いよいよポリグロットカンフェレンスが近づいてきました。明日、福岡に向けて発ちます。
なぜ会場が首都圏ではなく、海外からの直行便があんまりなさそうな地方都市なのだろうと不思議だったのですが、昨日たまたま疑問が解けました。会場となる九州産業大学に、ポリグロットの教授がいらっしゃるのですね。Tim Keeley先生とおっしゃる。なんと30言語で意志の疎通がはかれるそうです。今回の大会のスピーカーの一人でもあるので、この先生が今回の大会をご自分の大学に誘致なさったのかな、と思いました。
で、このTim先生の論文をちょこっと拝見していたら、Hyperglotという言葉が出てきました。最初はてっきりHyperpolyglot(超多言語話者)の略かと思ったのですが、どうもそうではないみたい。
Urban dictionaryによれば
hyperglot
Different from hyperpolyglot, it is a person who studies languages for pleasure more than for necessity, generally studying several at a time and going back and forth between them.
(ハイパーポリグロットとは違い、必要があってというよりは楽しみのために、概して同時または行きつ戻りつしながら複数の言語を学ぶ人のことである。だそうです。
えっ?!!
・・・これ、まさしくわたしのことじゃない??
そうか、わたしはハイパーグロットだったんだ!! 英語でわたしみたいな人のことをhyperglotと呼ぶんだったのね!
なんかカッコよくないですか? ハイパーグロット。横文字というところがカッコいい♡
まあまだ新語で、意味が安定していないようですが。
hyperglotとはこういう人のこと。↑
「ポリグロット」という言葉自体、日本語としてはあまり一般的ではありませんが、polyglotというのは「多言語話者」のこと。つまり日本語でいえば「マルチリンガル」。multilingualがラテン語由来の言葉なのに対し、polyglotはギリシャ語由来です。
multilingualとpolyglotは同義語ですが、実際はmultilingualは形容詞、polyglotは名詞と使い分けられる傾向にあります。多言語話者の意味でmultilingualが使われているのをわたしは一度も聞いたことがない。どの国の人と話しても、多言語話者の意味ではもう必ずpolyglotを使ってくる。で、じゃあmultilingualは使われないのかというと、多言語的環境などと言うときは、multilingual circumstancesとかmultilingual atmosphereとか、polyglotではなく専らmultilingualが使われている気がします。

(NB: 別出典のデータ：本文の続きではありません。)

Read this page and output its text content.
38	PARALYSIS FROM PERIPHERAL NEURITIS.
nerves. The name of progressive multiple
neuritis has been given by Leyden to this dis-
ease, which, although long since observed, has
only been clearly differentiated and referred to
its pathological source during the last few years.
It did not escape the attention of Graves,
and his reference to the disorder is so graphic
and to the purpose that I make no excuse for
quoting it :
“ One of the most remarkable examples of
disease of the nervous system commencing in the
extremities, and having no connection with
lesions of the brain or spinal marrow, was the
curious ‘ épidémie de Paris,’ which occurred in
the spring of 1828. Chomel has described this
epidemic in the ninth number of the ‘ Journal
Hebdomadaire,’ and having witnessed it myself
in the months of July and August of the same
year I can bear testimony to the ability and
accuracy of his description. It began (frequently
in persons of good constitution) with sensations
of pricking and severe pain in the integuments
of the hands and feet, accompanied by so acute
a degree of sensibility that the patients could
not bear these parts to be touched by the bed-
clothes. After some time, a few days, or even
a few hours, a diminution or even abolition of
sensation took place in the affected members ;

bilingualやmonolingualは形容詞にも名詞にも使われるのに、面白いですね。
あと、hyperpolyglot(ハイパーポリグロット)は新しい造語なので、何言語をどの程度喋れたらハイパー(hyper)がつけられるかの定義は一説によれば6言語、一説によれば20言語とまちまちです。
一方polyglotは、2言語だとbilingualなので、3言語以上というのが一般的なようですが、実際は5言語喋れないとpolyglotとは呼べないとか、全部ヨーロッパ言語だとpolyglotとは呼べないとか、ローカルルールもいろいろあるようです。

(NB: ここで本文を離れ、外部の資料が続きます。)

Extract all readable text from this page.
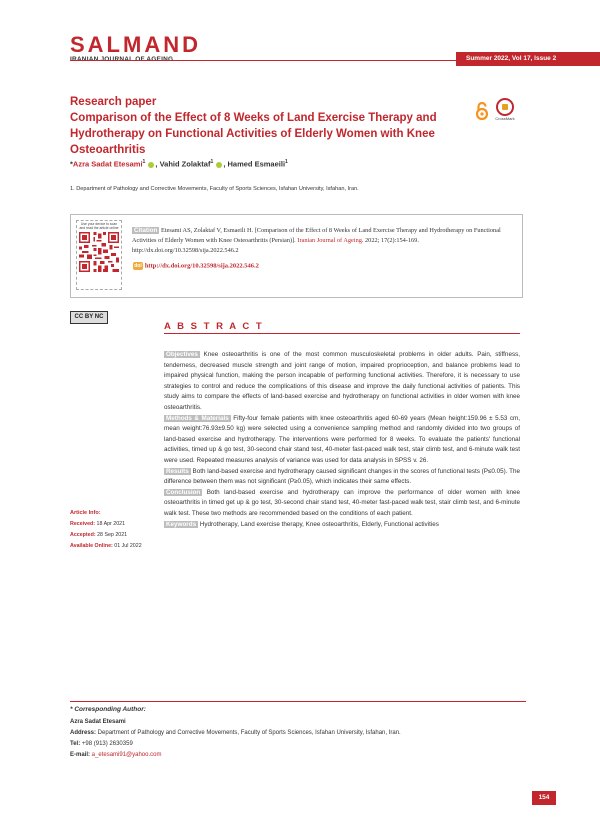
SALMAND
Summer 2022, Vol 17, Issue 2
Research paper
Comparison of the Effect of 8 Weeks of Land Exercise Therapy and Hydrotherapy on Functional Activities of Elderly Women with Knee Osteoarthritis
CrossMark
*Azra Sadat Etesami$^1$ , Vahid Zolaktaf$^1$ , Hamed Esmaeili$^1$
1. Department of Pathology and Corrective Movements, Faculty of Sports Sciences, Isfahan University, Isfahan, Iran.
Use your device to scan and read the article online	Citation Etesami AS, Zolaktaf V, Esmaeili H. [Comparison of the Effect of 8 Weeks of Land Exercise Therapy and Hydrotherapy on Functional Activities of Elderly Women with Knee Osteoarthritis (Persian)]. Iranian Journal of Ageing. 2022; 17(2):154-169. http://dx.doi.org/10.32598/sija.2022.546.2
doi http://dx.doi.org/10.32598/sija.2022.546.2
CC BY NC
A B S T R A C T

Objectives Knee osteoarthritis is one of the most common musculoskeletal problems in older adults. Pain, stiffness, tenderness, decreased muscle strength and joint range of motion, impaired proprioception, and balance problems lead to impaired physical function, making the person incapable of performing functional activities. Therefore, it is necessary to use strategies to control and reduce the complications of this disease and improve the daily functional activities of patients. This study aims to compare the effects of land-based exercise and hydrotherapy on functional activities in older women with knee osteoarthritis.

Methods & Materials Fifty-four female patients with knee osteoarthritis aged 60-69 years (Mean height:159.96 ± 5.53 cm, mean weight:76.93±9.50 kg) were selected using a convenience sampling method and randomly divided into two groups of land-based exercise and hydrotherapy. The interventions were performed for 8 weeks. To evaluate the patients' functional activities, timed up & go test, 30-second chair stand test, 40-meter fast-paced walk test, stair climb test, and 6-minute walk test were used. Repeated measures analysis of variance was used for data analysis in SPSS v. 26.

Results Both land-based exercise and hydrotherapy caused significant changes in the scores of functional tests (P≤0.05). The difference between them was not significant (P≥0.05), which indicates their same effects.

Conclusion Both land-based exercise and hydrotherapy can improve the performance of older women with knee osteoarthritis in timed get up & go test, 30-second chair stand test, 40-meter fast-paced walk test, stair climb test, and 6-minute walk test. These two methods are recommended based on the conditions of each patient.

Keywords Hydrotherapy, Land exercise therapy, Knee osteoarthritis, Elderly, Functional activities

Article Info:
Received: 18 Apr 2021
Accepted: 28 Sep 2021
Available Online: 01 Jul 2022
* Corresponding Author:
Azra Sadat Etesami
Address: Department of Pathology and Corrective Movements, Faculty of Sports Sciences, Isfahan University, Isfahan, Iran.
Tel: +98 (913) 2630359
E-mail: a_etesami91@yahoo.com
154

日本人からするとポリグロットどころかバイリンガルだって憧れだけれど、世界的に見れば、日本のようなモノリンガル環境のほうが少数。世界の約60%(一説には75%とも)は二言語以上の言語が混在する地域に育った人だそうですから、ただのバイリンガルか、それともポリグロットと呼ばれ得るかはけっこう気になるところのようです。
まあどのみちわたしなんぞはポリグロットどころかバイリンガルとも呼べないのであんまり関係がないけど。
なのでハイパーグロットという呼び名を得て、とっても嬉しいです^^。